Water wars: Supreme Court gives Georgia, Florida 45 days to respond

Notice could signal oral arguments in long-running water rights case
Aerial photograph shows the Flint River near the Mitchell County Line Boat Ramp at the Decatur/ Mitchell County line on Thursday, October 17, 2019. It’s been seven years since Florida took its long-running water rights grievances against Georgia to the Supreme Court, and since then the focus of its suit has shifted from metro Atlanta to the farmland of southwest Georgia. (Hyosub Shin / Hyosub.Shin@ajc.com)

Aerial photograph shows the Flint River near the Mitchell County Line Boat Ramp at the Decatur/ Mitchell County line on Thursday, October 17, 2019. It’s been seven years since Florida took its long-running water rights grievances against Georgia to the Supreme Court, and since then the focus of its suit has shifted from metro Atlanta to the farmland of southwest Georgia. (Hyosub Shin / Hyosub.Shin@ajc.com)

Justices appeared Monday to lay the groundwork for what would be a second round of oral arguments before the Supreme Court in Florida’s long-running water rights case against Georgia.

The court issued a notice granting both states 45 days to respond to a recommendation recently issued by the case’s expert adjudicator, New Mexico-based federal Judge Paul Kelly, as well as time to counter one another’s arguments in subsequent legal briefs.

That sets up the possibility that justices could hear the case later this spring or — more likely, observers said — in their next term that begins in October. The court could also rule on the 7-year-old case, Florida v. Georgia, without another round of oral arguments.

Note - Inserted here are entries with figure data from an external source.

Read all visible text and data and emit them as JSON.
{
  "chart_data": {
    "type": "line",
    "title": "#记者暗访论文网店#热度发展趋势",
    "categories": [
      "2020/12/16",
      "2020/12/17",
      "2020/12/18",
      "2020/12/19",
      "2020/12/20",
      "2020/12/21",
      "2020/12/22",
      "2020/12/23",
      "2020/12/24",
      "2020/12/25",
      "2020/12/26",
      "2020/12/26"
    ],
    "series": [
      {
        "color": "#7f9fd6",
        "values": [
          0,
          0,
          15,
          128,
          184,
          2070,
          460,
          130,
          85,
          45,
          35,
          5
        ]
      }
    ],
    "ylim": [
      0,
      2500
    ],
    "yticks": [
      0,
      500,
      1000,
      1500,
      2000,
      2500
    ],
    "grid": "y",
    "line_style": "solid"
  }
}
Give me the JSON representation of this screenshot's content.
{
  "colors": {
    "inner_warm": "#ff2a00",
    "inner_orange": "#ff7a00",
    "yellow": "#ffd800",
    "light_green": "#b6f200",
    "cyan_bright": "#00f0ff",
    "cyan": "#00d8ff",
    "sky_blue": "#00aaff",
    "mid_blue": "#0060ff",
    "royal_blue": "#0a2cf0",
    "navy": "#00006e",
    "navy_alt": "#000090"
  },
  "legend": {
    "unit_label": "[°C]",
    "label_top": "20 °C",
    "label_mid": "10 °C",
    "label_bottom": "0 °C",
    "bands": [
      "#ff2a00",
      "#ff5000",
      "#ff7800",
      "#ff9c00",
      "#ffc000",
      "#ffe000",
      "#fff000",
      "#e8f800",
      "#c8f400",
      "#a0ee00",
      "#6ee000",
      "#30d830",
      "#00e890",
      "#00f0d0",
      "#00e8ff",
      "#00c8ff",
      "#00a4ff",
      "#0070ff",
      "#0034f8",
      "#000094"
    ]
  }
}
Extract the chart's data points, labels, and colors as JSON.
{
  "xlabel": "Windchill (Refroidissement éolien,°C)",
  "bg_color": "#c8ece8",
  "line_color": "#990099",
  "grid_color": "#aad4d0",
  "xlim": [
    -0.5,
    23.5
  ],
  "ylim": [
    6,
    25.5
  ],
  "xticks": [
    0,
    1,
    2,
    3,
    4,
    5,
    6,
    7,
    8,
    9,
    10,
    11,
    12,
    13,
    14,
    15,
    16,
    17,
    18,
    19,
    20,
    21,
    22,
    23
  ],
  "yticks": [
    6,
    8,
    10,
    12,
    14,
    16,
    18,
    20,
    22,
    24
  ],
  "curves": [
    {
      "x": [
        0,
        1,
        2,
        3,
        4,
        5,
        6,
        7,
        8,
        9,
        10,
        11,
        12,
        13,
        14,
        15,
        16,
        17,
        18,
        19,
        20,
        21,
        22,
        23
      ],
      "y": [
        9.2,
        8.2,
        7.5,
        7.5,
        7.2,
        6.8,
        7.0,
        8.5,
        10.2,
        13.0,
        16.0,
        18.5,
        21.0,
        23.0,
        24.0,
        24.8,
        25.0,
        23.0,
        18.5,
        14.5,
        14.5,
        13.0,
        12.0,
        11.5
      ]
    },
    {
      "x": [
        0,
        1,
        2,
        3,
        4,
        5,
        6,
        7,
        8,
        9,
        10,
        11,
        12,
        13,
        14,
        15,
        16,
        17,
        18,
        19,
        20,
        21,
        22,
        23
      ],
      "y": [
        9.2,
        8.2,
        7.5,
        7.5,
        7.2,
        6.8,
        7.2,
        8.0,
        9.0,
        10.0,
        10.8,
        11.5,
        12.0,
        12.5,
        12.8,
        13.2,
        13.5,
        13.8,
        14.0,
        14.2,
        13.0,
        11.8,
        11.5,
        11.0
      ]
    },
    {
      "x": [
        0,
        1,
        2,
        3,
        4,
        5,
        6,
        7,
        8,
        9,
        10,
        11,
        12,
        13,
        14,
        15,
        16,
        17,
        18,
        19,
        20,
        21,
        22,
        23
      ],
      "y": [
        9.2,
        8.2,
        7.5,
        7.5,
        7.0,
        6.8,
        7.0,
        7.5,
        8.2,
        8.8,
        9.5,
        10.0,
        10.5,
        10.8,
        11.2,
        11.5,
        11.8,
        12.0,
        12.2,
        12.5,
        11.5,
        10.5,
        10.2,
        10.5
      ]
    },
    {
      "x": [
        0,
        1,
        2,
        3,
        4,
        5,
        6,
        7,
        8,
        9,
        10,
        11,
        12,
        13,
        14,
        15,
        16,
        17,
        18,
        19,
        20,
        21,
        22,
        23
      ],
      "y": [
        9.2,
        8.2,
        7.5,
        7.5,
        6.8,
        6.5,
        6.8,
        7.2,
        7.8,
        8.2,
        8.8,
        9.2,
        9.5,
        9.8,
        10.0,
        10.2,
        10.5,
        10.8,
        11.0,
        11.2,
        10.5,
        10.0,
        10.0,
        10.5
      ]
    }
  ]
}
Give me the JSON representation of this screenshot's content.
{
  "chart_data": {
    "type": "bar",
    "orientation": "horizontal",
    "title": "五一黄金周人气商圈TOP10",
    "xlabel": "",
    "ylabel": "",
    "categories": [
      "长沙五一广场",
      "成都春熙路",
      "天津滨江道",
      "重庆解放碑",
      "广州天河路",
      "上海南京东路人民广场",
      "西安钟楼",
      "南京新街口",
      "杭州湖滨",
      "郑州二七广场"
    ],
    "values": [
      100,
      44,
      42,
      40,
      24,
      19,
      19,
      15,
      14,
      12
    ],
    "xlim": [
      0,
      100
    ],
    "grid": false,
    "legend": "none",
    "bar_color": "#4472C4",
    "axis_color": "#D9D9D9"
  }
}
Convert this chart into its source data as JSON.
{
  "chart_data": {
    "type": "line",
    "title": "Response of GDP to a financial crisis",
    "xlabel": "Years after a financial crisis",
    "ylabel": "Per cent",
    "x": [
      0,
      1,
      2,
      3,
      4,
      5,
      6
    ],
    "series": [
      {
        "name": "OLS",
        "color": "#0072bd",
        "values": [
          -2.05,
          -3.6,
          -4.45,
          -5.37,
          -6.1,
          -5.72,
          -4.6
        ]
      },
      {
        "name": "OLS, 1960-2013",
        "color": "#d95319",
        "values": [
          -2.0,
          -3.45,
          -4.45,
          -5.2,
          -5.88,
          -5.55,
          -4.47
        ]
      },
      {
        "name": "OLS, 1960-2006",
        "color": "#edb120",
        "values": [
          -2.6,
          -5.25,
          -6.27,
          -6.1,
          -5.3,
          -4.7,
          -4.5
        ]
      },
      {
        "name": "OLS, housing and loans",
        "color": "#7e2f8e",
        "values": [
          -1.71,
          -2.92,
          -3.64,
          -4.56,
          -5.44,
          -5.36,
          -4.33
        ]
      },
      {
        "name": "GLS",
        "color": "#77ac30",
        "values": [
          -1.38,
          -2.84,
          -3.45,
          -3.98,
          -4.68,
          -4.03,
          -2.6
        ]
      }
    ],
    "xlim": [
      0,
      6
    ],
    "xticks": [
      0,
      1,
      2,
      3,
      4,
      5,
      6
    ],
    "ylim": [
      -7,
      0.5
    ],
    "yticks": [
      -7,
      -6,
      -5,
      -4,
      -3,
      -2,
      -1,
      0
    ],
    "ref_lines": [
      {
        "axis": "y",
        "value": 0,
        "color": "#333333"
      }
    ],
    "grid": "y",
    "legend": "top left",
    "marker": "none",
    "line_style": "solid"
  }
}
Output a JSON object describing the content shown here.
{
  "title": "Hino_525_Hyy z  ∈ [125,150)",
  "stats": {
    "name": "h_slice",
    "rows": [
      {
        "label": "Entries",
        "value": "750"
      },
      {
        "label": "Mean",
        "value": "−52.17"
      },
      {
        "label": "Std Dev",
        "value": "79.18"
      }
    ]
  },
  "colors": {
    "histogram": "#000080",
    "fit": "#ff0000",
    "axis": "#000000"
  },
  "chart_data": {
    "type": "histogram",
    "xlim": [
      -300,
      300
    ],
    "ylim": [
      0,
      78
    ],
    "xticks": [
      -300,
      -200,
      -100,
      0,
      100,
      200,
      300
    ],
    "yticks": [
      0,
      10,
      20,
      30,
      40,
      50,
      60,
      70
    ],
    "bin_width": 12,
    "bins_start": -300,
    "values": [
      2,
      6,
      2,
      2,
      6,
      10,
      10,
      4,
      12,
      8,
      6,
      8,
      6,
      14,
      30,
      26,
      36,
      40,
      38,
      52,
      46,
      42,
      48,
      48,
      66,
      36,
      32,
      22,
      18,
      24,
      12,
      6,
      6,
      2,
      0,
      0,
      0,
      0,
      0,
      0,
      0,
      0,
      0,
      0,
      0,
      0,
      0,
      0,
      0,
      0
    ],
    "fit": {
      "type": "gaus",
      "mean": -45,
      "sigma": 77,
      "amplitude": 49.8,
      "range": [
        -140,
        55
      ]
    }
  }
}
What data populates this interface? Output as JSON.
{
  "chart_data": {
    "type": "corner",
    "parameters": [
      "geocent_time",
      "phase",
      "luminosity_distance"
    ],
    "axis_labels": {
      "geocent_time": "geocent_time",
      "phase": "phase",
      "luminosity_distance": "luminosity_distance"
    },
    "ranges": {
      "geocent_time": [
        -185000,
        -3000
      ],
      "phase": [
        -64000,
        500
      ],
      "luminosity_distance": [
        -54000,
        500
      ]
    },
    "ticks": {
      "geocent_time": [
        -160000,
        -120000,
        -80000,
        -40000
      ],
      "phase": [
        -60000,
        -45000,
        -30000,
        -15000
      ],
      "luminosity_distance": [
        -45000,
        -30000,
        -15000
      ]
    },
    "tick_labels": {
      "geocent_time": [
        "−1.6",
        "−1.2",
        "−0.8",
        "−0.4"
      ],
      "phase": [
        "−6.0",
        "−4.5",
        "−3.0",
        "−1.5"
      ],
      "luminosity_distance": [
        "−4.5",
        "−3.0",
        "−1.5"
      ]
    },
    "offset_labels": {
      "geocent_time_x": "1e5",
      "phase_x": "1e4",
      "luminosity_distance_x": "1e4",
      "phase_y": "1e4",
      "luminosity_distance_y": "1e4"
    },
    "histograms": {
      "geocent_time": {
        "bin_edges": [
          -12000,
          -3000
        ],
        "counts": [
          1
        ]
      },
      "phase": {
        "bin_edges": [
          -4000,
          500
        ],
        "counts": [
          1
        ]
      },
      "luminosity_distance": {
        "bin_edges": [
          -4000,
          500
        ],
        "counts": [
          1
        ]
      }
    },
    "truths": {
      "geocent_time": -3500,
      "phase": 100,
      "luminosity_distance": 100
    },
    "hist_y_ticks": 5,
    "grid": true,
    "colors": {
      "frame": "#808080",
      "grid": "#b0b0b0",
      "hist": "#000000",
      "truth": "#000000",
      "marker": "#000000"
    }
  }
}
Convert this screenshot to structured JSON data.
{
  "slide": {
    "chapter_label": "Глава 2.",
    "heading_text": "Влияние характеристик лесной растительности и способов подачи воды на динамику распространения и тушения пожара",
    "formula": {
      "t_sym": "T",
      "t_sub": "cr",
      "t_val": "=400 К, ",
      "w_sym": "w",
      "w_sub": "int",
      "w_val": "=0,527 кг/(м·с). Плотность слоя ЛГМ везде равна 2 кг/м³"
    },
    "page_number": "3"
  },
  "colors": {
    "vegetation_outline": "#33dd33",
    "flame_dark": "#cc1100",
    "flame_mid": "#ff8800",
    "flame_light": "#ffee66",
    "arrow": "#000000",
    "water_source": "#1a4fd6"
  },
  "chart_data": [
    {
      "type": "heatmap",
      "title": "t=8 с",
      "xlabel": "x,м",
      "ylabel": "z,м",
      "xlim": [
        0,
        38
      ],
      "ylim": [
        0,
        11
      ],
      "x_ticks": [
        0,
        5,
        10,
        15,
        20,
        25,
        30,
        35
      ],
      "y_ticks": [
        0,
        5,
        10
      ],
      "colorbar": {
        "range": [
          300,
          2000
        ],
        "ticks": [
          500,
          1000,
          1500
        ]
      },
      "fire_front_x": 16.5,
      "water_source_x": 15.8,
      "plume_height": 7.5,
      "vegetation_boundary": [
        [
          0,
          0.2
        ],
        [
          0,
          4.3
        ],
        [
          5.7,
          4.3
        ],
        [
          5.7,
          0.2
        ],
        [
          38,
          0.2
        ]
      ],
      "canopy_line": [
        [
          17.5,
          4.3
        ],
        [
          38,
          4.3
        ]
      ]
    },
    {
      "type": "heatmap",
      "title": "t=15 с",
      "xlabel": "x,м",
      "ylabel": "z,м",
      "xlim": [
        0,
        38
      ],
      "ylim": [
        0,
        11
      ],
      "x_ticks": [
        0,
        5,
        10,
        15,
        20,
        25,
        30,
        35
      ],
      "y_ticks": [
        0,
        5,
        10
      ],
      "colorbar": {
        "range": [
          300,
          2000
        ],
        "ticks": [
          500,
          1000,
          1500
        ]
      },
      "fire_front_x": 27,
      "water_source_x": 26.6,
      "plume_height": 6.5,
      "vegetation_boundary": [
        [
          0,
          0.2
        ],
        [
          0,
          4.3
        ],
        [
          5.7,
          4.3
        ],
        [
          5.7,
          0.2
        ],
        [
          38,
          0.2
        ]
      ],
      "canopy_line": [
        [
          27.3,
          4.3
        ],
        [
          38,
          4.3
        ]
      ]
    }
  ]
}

UPDATE: US Supreme Court holds hearing in Georgia-Florida water war dispute focusing on Apalachicola Bay

Monday's notice came less than two months after Kelly called for justices to reject Florida's request to limit Georgia's water usage in the Apalachicola-Chattahoochee-Flint river basin, which originates northeast of metro Atlanta and flows into the Gulf of Mexico. The basin serves as the main source of drinking water for roughly 70% of metro Atlanta and irrigates farms in southwest Georgia, a cornerstone of the state's $13.8 billion agriculture industry.

Read more: Your cheat sheet to the Georgia-Florida water wars

Florida alleges that Georgia’s unrestrained water use during a recent drought helped lead to the collapse of its prized oyster industry downstream in the Apalachicola Bay in 2012. Georgia said it’s been a responsible water steward and that Florida’s proposed remedy would kneecap the state’s economy and lead to little additional water flowing downstream because of the complicated way the U.S. Army Corps of Engineers manages the region’s locks and dams.

Kelly’s recommendation in December was a major victory for Georgia, which has spent nearly $50 million in taxpayer money defending itself. But the state was in a similar position two years ago, when it went before Supreme Court justices for the first time.

Despite a Georgia-friendly recommendation from the case's first expert adjudicator, Ralph Lancaster, justices indicated in January 2018 that they wanted to try and find some form of relief for Florida.

Kelly told the justices last month that “the evidence has shown that Georgia’s water use is reasonable” and that there wasn’t enough evidence that the benefits of capping the state’s water usage as Florida has requested would outweigh the economic harms.